First, we need to find the molarity of the concentrated $\text{H}_2\text{SO}_4$ solution. Consider $1 \text{ L}$ ($1000 \text{ mL}$) of this solution. Using the given density ($1.80 \text{ g mL}^{-1}$), the mass of $1 \text{ L}$ of solution is: $\text{Mass} = \text{Volume} \times \text{Density} = 1000 \text{ mL} \times 1.80 \text{ g mL}^{-1} = 1800 \text{ g}$ . Since the solution is $98\% \text{ H}_2\text{SO}_4$ by mass, the mass of $\text{H}_2\text{SO}_4$ in $1 \text{ L}$ of solution is: $\text{Mass of H}_2\text{SO}_4 = \frac{98}{100} \times 1800 \text{ g} = 1764 \text{ g}$ . The molar mass of $\text{H}_2\text{SO}_4$ is $2(1) + 32 + 4(16) = 98 \text{ g mol}^{-1}$ . Number of moles of $\text{H}_2\text{SO}_4$ in $1 \text{ L}$ of solution $= \frac{1764 \text{ g}}{98 \text{ g mol}^{-1}} = 18 \text{ mol}$. Therefore, the molarity ($M_1$) of the concentrated acid is $18 \text{ M}$ .
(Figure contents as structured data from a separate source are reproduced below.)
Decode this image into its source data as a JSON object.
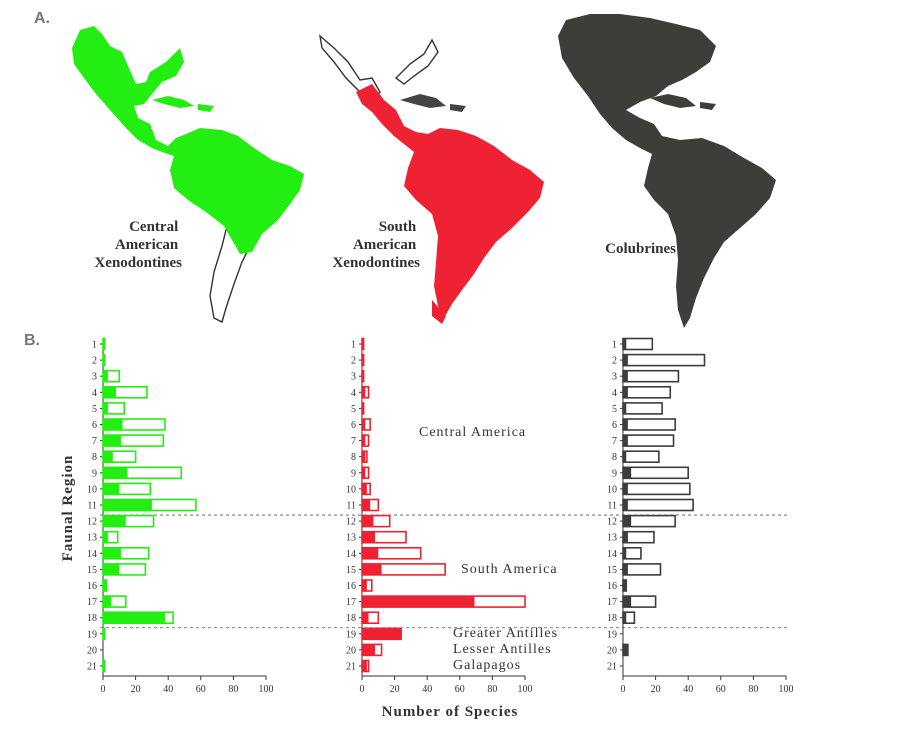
{
  "panel_labels": {
    "a": "A.",
    "b": "B."
  },
  "maps": [
    {
      "label_lines": [
        "Central",
        "American",
        "Xenodontines"
      ],
      "color": "#22ee11"
    },
    {
      "label_lines": [
        "South",
        "American",
        "Xenodontines"
      ],
      "color": "#ee2233"
    },
    {
      "label_lines": [
        "Colubrines"
      ],
      "color": "#3d3d3a"
    }
  ],
  "region_annotations": {
    "central_america": "Central America",
    "south_america": "South America",
    "greater_antilles": "Greater Antilles",
    "lesser_antilles": "Lesser Antilles",
    "galapagos": "Galapagos"
  },
  "chart_data": {
    "type": "bar",
    "orientation": "horizontal",
    "ylabel": "Faunal Region",
    "xlabel": "Number of Species",
    "categories": [
      "1",
      "2",
      "3",
      "4",
      "5",
      "6",
      "7",
      "8",
      "9",
      "10",
      "11",
      "12",
      "13",
      "14",
      "15",
      "16",
      "17",
      "18",
      "19",
      "20",
      "21"
    ],
    "xlim": [
      0,
      100
    ],
    "xticks": [
      0,
      20,
      40,
      60,
      80,
      100
    ],
    "region_dividers_after_category": [
      "11",
      "18"
    ],
    "panels": [
      {
        "name": "Central American Xenodontines",
        "color": "#22ee11",
        "total": [
          1,
          1,
          10,
          27,
          13,
          38,
          37,
          20,
          48,
          29,
          57,
          31,
          9,
          28,
          26,
          2,
          14,
          43,
          1,
          0,
          1
        ],
        "filled": [
          1,
          1,
          3,
          8,
          3,
          12,
          11,
          6,
          15,
          10,
          30,
          14,
          3,
          11,
          10,
          2,
          5,
          38,
          1,
          0,
          1
        ]
      },
      {
        "name": "South American Xenodontines",
        "color": "#ee2233",
        "total": [
          1,
          1,
          1,
          4,
          1,
          5,
          4,
          3,
          4,
          5,
          10,
          17,
          27,
          36,
          51,
          6,
          100,
          10,
          24,
          12,
          4
        ],
        "filled": [
          1,
          1,
          1,
          2,
          1,
          2,
          2,
          2,
          2,
          3,
          5,
          7,
          8,
          10,
          12,
          3,
          69,
          4,
          24,
          8,
          3
        ]
      },
      {
        "name": "Colubrines",
        "color": "#3d3d3a",
        "total": [
          18,
          50,
          34,
          29,
          24,
          32,
          31,
          22,
          40,
          41,
          43,
          32,
          19,
          11,
          23,
          2,
          20,
          7,
          0,
          3,
          0
        ],
        "filled": [
          2,
          3,
          3,
          3,
          2,
          3,
          3,
          2,
          5,
          3,
          3,
          5,
          3,
          2,
          3,
          2,
          5,
          2,
          0,
          3,
          0
        ]
      }
    ]
  }
}
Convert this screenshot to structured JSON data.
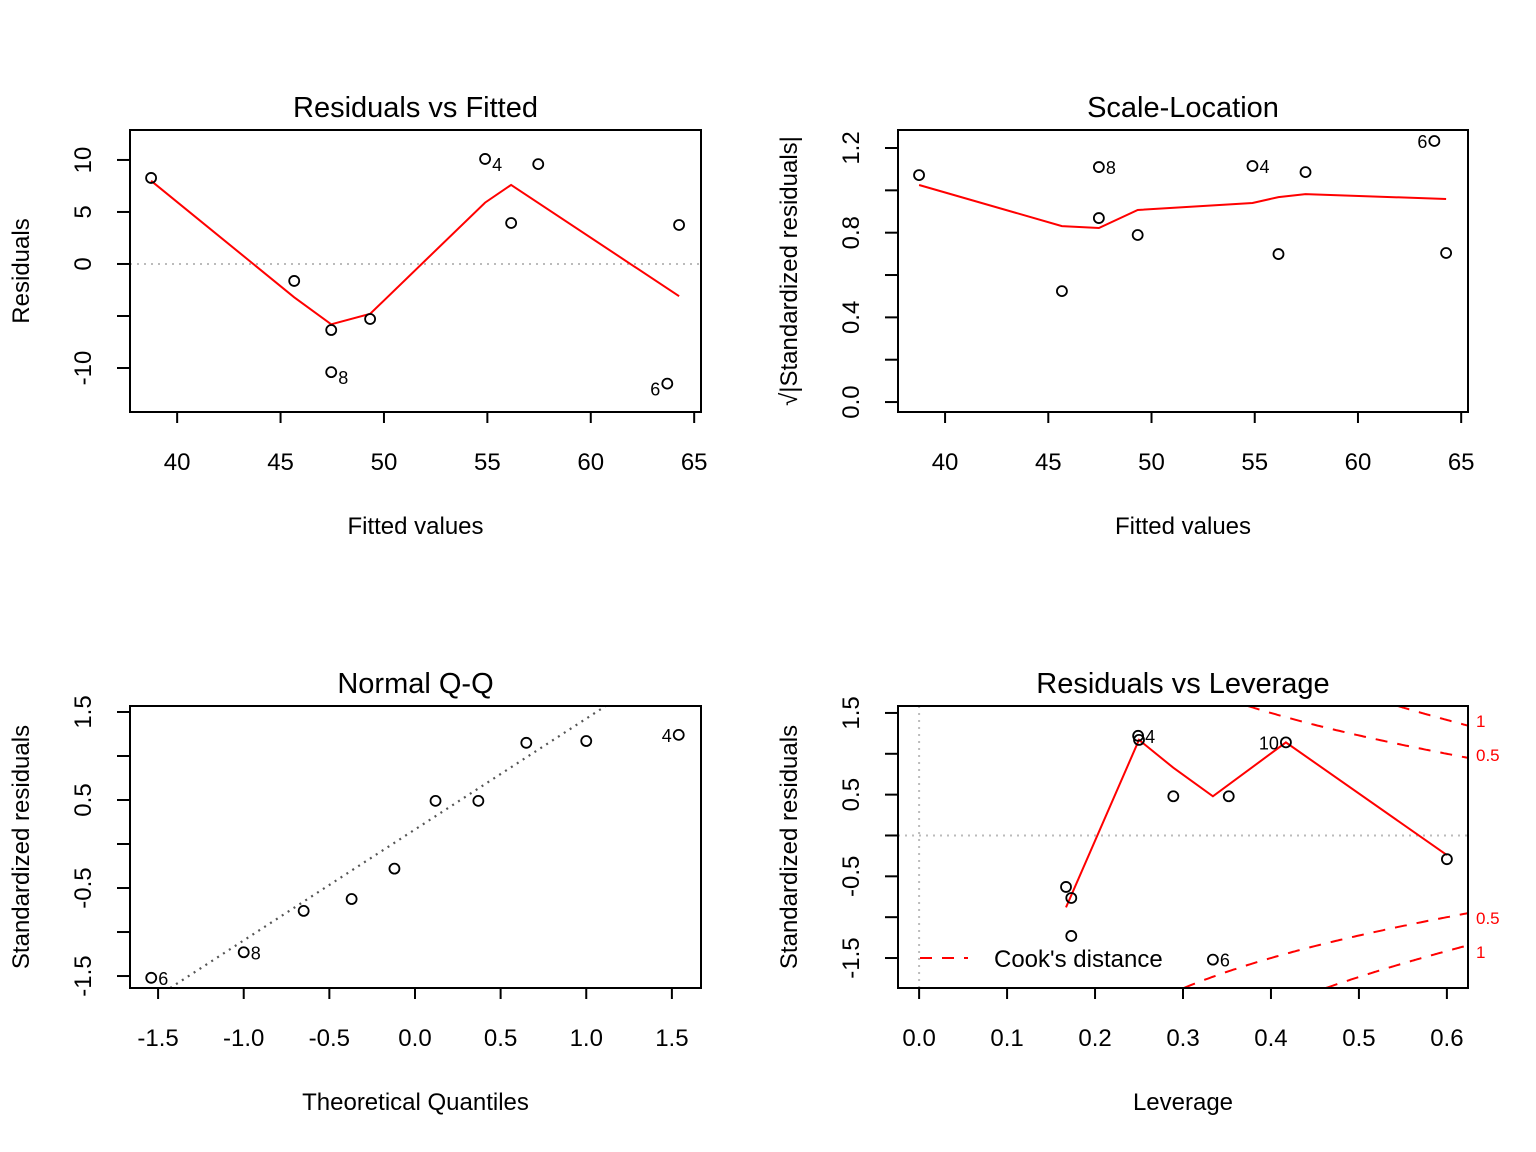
{
  "chart_data": [
    {
      "type": "scatter",
      "title": "Residuals vs Fitted",
      "xlabel": "Fitted values",
      "ylabel": "Residuals",
      "xlim": [
        37.72,
        65.33
      ],
      "ylim": [
        -14.23,
        12.88
      ],
      "xticks": [
        {
          "value": 40,
          "label": "40"
        },
        {
          "value": 45,
          "label": "45"
        },
        {
          "value": 50,
          "label": "50"
        },
        {
          "value": 55,
          "label": "55"
        },
        {
          "value": 60,
          "label": "60"
        },
        {
          "value": 65,
          "label": "65"
        }
      ],
      "yticks": [
        {
          "value": -10,
          "label": "-10"
        },
        {
          "value": -5,
          "label": ""
        },
        {
          "value": 0,
          "label": "0"
        },
        {
          "value": 5,
          "label": "5"
        },
        {
          "value": 10,
          "label": "10"
        }
      ],
      "hline": 0,
      "points": [
        {
          "x": 38.74,
          "y": 8.27,
          "label": ""
        },
        {
          "x": 45.66,
          "y": -1.63,
          "label": ""
        },
        {
          "x": 47.45,
          "y": -6.35,
          "label": ""
        },
        {
          "x": 47.45,
          "y": -10.4,
          "label": "8",
          "label_pos": "right"
        },
        {
          "x": 49.33,
          "y": -5.29,
          "label": ""
        },
        {
          "x": 54.89,
          "y": 10.1,
          "label": "4",
          "label_pos": "right"
        },
        {
          "x": 56.15,
          "y": 3.94,
          "label": ""
        },
        {
          "x": 57.46,
          "y": 9.6,
          "label": ""
        },
        {
          "x": 63.7,
          "y": -11.5,
          "label": "6",
          "label_pos": "left"
        },
        {
          "x": 64.27,
          "y": 3.75,
          "label": ""
        }
      ],
      "smooth": [
        [
          38.74,
          8.0
        ],
        [
          45.66,
          -3.2
        ],
        [
          47.45,
          -5.8
        ],
        [
          49.33,
          -4.8
        ],
        [
          54.89,
          5.9
        ],
        [
          56.15,
          7.6
        ],
        [
          64.27,
          -3.1
        ]
      ],
      "smooth_color": "#ff0000"
    },
    {
      "type": "scatter",
      "title": "Scale-Location",
      "xlabel": "Fitted values",
      "ylabel": "√|Standardized residuals|",
      "xlim": [
        37.72,
        65.33
      ],
      "ylim": [
        -0.047,
        1.285
      ],
      "xticks": [
        {
          "value": 40,
          "label": "40"
        },
        {
          "value": 45,
          "label": "45"
        },
        {
          "value": 50,
          "label": "50"
        },
        {
          "value": 55,
          "label": "55"
        },
        {
          "value": 60,
          "label": "60"
        },
        {
          "value": 65,
          "label": "65"
        }
      ],
      "yticks": [
        {
          "value": 0,
          "label": "0.0"
        },
        {
          "value": 0.2,
          "label": ""
        },
        {
          "value": 0.4,
          "label": "0.4"
        },
        {
          "value": 0.6,
          "label": ""
        },
        {
          "value": 0.8,
          "label": "0.8"
        },
        {
          "value": 1.0,
          "label": ""
        },
        {
          "value": 1.2,
          "label": "1.2"
        }
      ],
      "points": [
        {
          "x": 38.74,
          "y": 1.072,
          "label": ""
        },
        {
          "x": 45.66,
          "y": 0.524,
          "label": ""
        },
        {
          "x": 47.45,
          "y": 0.869,
          "label": ""
        },
        {
          "x": 47.45,
          "y": 1.11,
          "label": "8",
          "label_pos": "right"
        },
        {
          "x": 49.33,
          "y": 0.789,
          "label": ""
        },
        {
          "x": 54.89,
          "y": 1.115,
          "label": "4",
          "label_pos": "right"
        },
        {
          "x": 56.15,
          "y": 0.699,
          "label": ""
        },
        {
          "x": 57.46,
          "y": 1.086,
          "label": ""
        },
        {
          "x": 63.7,
          "y": 1.233,
          "label": "6",
          "label_pos": "left"
        },
        {
          "x": 64.27,
          "y": 0.704,
          "label": ""
        }
      ],
      "smooth": [
        [
          38.74,
          1.025
        ],
        [
          45.66,
          0.831
        ],
        [
          47.45,
          0.822
        ],
        [
          49.33,
          0.907
        ],
        [
          54.89,
          0.94
        ],
        [
          56.15,
          0.968
        ],
        [
          57.46,
          0.982
        ],
        [
          64.27,
          0.959
        ]
      ],
      "smooth_color": "#ff0000"
    },
    {
      "type": "scatter",
      "title": "Normal Q-Q",
      "xlabel": "Theoretical Quantiles",
      "ylabel": "Standardized residuals",
      "xlim": [
        -1.664,
        1.67
      ],
      "ylim": [
        -1.636,
        1.568
      ],
      "xticks": [
        {
          "value": -1.5,
          "label": "-1.5"
        },
        {
          "value": -1.0,
          "label": "-1.0"
        },
        {
          "value": -0.5,
          "label": "-0.5"
        },
        {
          "value": 0,
          "label": "0.0"
        },
        {
          "value": 0.5,
          "label": "0.5"
        },
        {
          "value": 1.0,
          "label": "1.0"
        },
        {
          "value": 1.5,
          "label": "1.5"
        }
      ],
      "yticks": [
        {
          "value": -1.5,
          "label": "-1.5"
        },
        {
          "value": -1.0,
          "label": ""
        },
        {
          "value": -0.5,
          "label": "-0.5"
        },
        {
          "value": 0,
          "label": ""
        },
        {
          "value": 0.5,
          "label": "0.5"
        },
        {
          "value": 1.0,
          "label": ""
        },
        {
          "value": 1.5,
          "label": "1.5"
        }
      ],
      "points": [
        {
          "x": -1.54,
          "y": -1.52,
          "label": "6",
          "label_pos": "right"
        },
        {
          "x": -1.0,
          "y": -1.23,
          "label": "8",
          "label_pos": "right"
        },
        {
          "x": -0.65,
          "y": -0.76,
          "label": ""
        },
        {
          "x": -0.37,
          "y": -0.625,
          "label": ""
        },
        {
          "x": -0.12,
          "y": -0.28,
          "label": ""
        },
        {
          "x": 0.12,
          "y": 0.49,
          "label": ""
        },
        {
          "x": 0.37,
          "y": 0.49,
          "label": ""
        },
        {
          "x": 0.65,
          "y": 1.15,
          "label": ""
        },
        {
          "x": 1.0,
          "y": 1.17,
          "label": ""
        },
        {
          "x": 1.54,
          "y": 1.24,
          "label": "4",
          "label_pos": "left"
        }
      ],
      "qqline": {
        "intercept": 0.165,
        "slope": 1.26,
        "color": "#555555"
      }
    },
    {
      "type": "scatter",
      "title": "Residuals vs Leverage",
      "xlabel": "Leverage",
      "ylabel": "Standardized residuals",
      "xlim": [
        -0.024,
        0.624
      ],
      "ylim": [
        -1.867,
        1.585
      ],
      "xticks": [
        {
          "value": 0,
          "label": "0.0"
        },
        {
          "value": 0.1,
          "label": "0.1"
        },
        {
          "value": 0.2,
          "label": "0.2"
        },
        {
          "value": 0.3,
          "label": "0.3"
        },
        {
          "value": 0.4,
          "label": "0.4"
        },
        {
          "value": 0.5,
          "label": "0.5"
        },
        {
          "value": 0.6,
          "label": "0.6"
        }
      ],
      "yticks": [
        {
          "value": -1.5,
          "label": "-1.5"
        },
        {
          "value": -1.0,
          "label": ""
        },
        {
          "value": -0.5,
          "label": "-0.5"
        },
        {
          "value": 0,
          "label": ""
        },
        {
          "value": 0.5,
          "label": "0.5"
        },
        {
          "value": 1.0,
          "label": ""
        },
        {
          "value": 1.5,
          "label": "1.5"
        }
      ],
      "hline": 0,
      "vline": 0,
      "points": [
        {
          "x": 0.167,
          "y": -0.63,
          "label": ""
        },
        {
          "x": 0.173,
          "y": -0.765,
          "label": ""
        },
        {
          "x": 0.173,
          "y": -1.23,
          "label": ""
        },
        {
          "x": 0.249,
          "y": 1.22,
          "label": "4",
          "label_pos": "right"
        },
        {
          "x": 0.25,
          "y": 1.17,
          "label": ""
        },
        {
          "x": 0.289,
          "y": 0.48,
          "label": ""
        },
        {
          "x": 0.334,
          "y": -1.52,
          "label": "6",
          "label_pos": "right"
        },
        {
          "x": 0.352,
          "y": 0.48,
          "label": ""
        },
        {
          "x": 0.417,
          "y": 1.14,
          "label": "10",
          "label_pos": "left"
        },
        {
          "x": 0.6,
          "y": -0.29,
          "label": ""
        }
      ],
      "smooth": [
        [
          0.167,
          -0.88
        ],
        [
          0.25,
          1.17
        ],
        [
          0.289,
          0.83
        ],
        [
          0.334,
          0.48
        ],
        [
          0.417,
          1.14
        ],
        [
          0.6,
          -0.24
        ]
      ],
      "smooth_color": "#ff0000",
      "cooks_levels": [
        {
          "value": 0.5,
          "label": "0.5"
        },
        {
          "value": 1,
          "label": "1"
        }
      ],
      "legend": {
        "label": "Cook's distance",
        "position": "bottom-left",
        "color": "#ff0000"
      }
    }
  ]
}
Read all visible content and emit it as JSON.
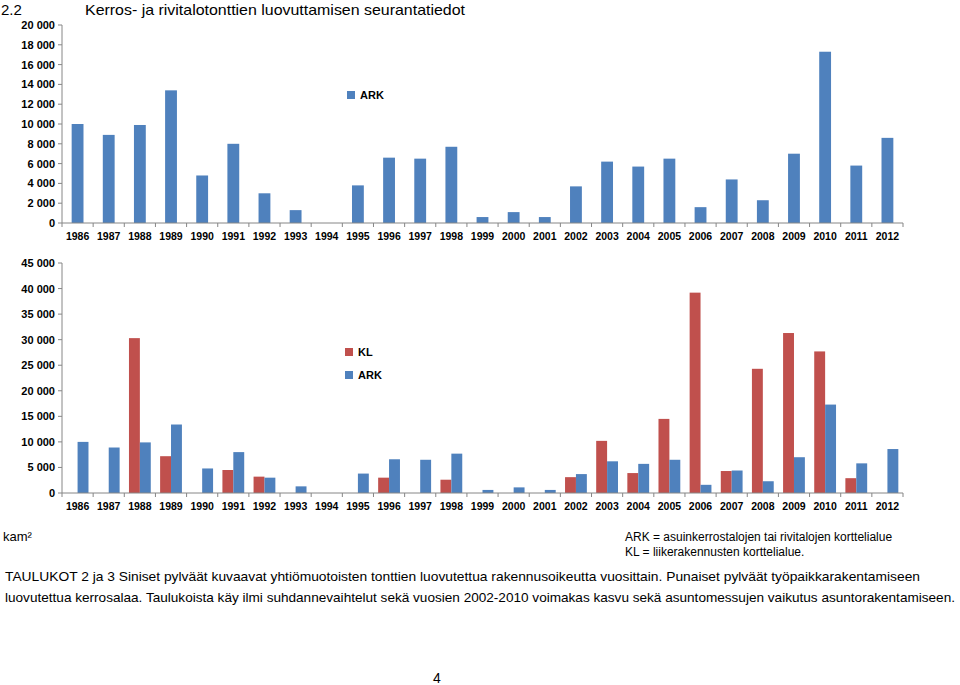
{
  "header": {
    "number": "2.2",
    "title": "Kerros- ja rivitalotonttien luovuttamisen seurantatiedot"
  },
  "chart_data": [
    {
      "type": "bar",
      "categories": [
        "1986",
        "1987",
        "1988",
        "1989",
        "1990",
        "1991",
        "1992",
        "1993",
        "1994",
        "1995",
        "1996",
        "1997",
        "1998",
        "1999",
        "2000",
        "2001",
        "2002",
        "2003",
        "2004",
        "2005",
        "2006",
        "2007",
        "2008",
        "2009",
        "2010",
        "2011",
        "2012"
      ],
      "series": [
        {
          "name": "ARK",
          "color": "#4f81bd",
          "values": [
            10000,
            8900,
            9900,
            13400,
            4800,
            8000,
            3000,
            1300,
            0,
            3800,
            6600,
            6500,
            7700,
            600,
            1100,
            600,
            3700,
            6200,
            5700,
            6500,
            1600,
            4400,
            2300,
            7000,
            17300,
            5800,
            8600
          ]
        }
      ],
      "ylim": [
        0,
        20000
      ],
      "yticks": [
        0,
        {
          "value": 2000,
          "label": "2 000"
        },
        {
          "value": 4000,
          "label": "4 000"
        },
        {
          "value": 6000,
          "label": "6 000"
        },
        {
          "value": 8000,
          "label": "8 000"
        },
        {
          "value": 10000,
          "label": "10 000"
        },
        {
          "value": 12000,
          "label": "12 000"
        },
        {
          "value": 14000,
          "label": "14 000"
        },
        {
          "value": 16000,
          "label": "16 000"
        },
        {
          "value": 18000,
          "label": "18 000"
        },
        {
          "value": 20000,
          "label": "20 000"
        }
      ],
      "grid": false,
      "legend": "top"
    },
    {
      "type": "bar",
      "categories": [
        "1986",
        "1987",
        "1988",
        "1989",
        "1990",
        "1991",
        "1992",
        "1993",
        "1994",
        "1995",
        "1996",
        "1997",
        "1998",
        "1999",
        "2000",
        "2001",
        "2002",
        "2003",
        "2004",
        "2005",
        "2006",
        "2007",
        "2008",
        "2009",
        "2010",
        "2011",
        "2012"
      ],
      "series": [
        {
          "name": "KL",
          "color": "#c0504d",
          "values": [
            0,
            0,
            30300,
            7200,
            0,
            4500,
            3200,
            0,
            0,
            0,
            3000,
            0,
            2600,
            0,
            0,
            0,
            3100,
            10200,
            3900,
            14500,
            39200,
            4300,
            24300,
            31300,
            27700,
            2900,
            0
          ]
        },
        {
          "name": "ARK",
          "color": "#4f81bd",
          "values": [
            10000,
            8900,
            9900,
            13400,
            4800,
            8000,
            3000,
            1300,
            0,
            3800,
            6600,
            6500,
            7700,
            600,
            1100,
            600,
            3700,
            6200,
            5700,
            6500,
            1600,
            4400,
            2300,
            7000,
            17300,
            5800,
            8600
          ]
        }
      ],
      "ylim": [
        0,
        45000
      ],
      "yticks": [
        0,
        {
          "value": 5000,
          "label": "5 000"
        },
        {
          "value": 10000,
          "label": "10 000"
        },
        {
          "value": 15000,
          "label": "15 000"
        },
        {
          "value": 20000,
          "label": "20 000"
        },
        {
          "value": 25000,
          "label": "25 000"
        },
        {
          "value": 30000,
          "label": "30 000"
        },
        {
          "value": 35000,
          "label": "35 000"
        },
        {
          "value": 40000,
          "label": "40 000"
        },
        {
          "value": 45000,
          "label": "45 000"
        }
      ],
      "grid": false,
      "legend": "top"
    }
  ],
  "unit_label": "kam²",
  "legend_notes": [
    "ARK = asuinkerrostalojen tai rivitalojen korttelialue",
    "KL = liikerakennusten korttelialue."
  ],
  "caption": [
    "TAULUKOT 2 ja 3 Siniset pylväät kuvaavat yhtiömuotoisten tonttien luovutettua rakennusoikeutta vuosittain. Punaiset pylväät työpaikkarakentamiseen",
    "luovutettua kerrosalaa. Taulukoista käy ilmi suhdannevaihtelut sekä vuosien 2002-2010 voimakas kasvu sekä asuntomessujen vaikutus asuntorakentamiseen."
  ],
  "page_number": "4"
}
To find the volume ($V_1$) of this acid required to make $1 \text{ L}$ ($1000 \text{ mL}$) of $0.1 \text{ M}$ ($M_2$) solution, we use the dilution formula: $M_1V_1 = M_2V_2$ $18 \text{ M} \times V_1 = 0.1 \text{ M} \times 1000 \text{ mL}$ $V_1 = \frac{100}{18} \text{ mL} = 5.55 \text{ mL}$.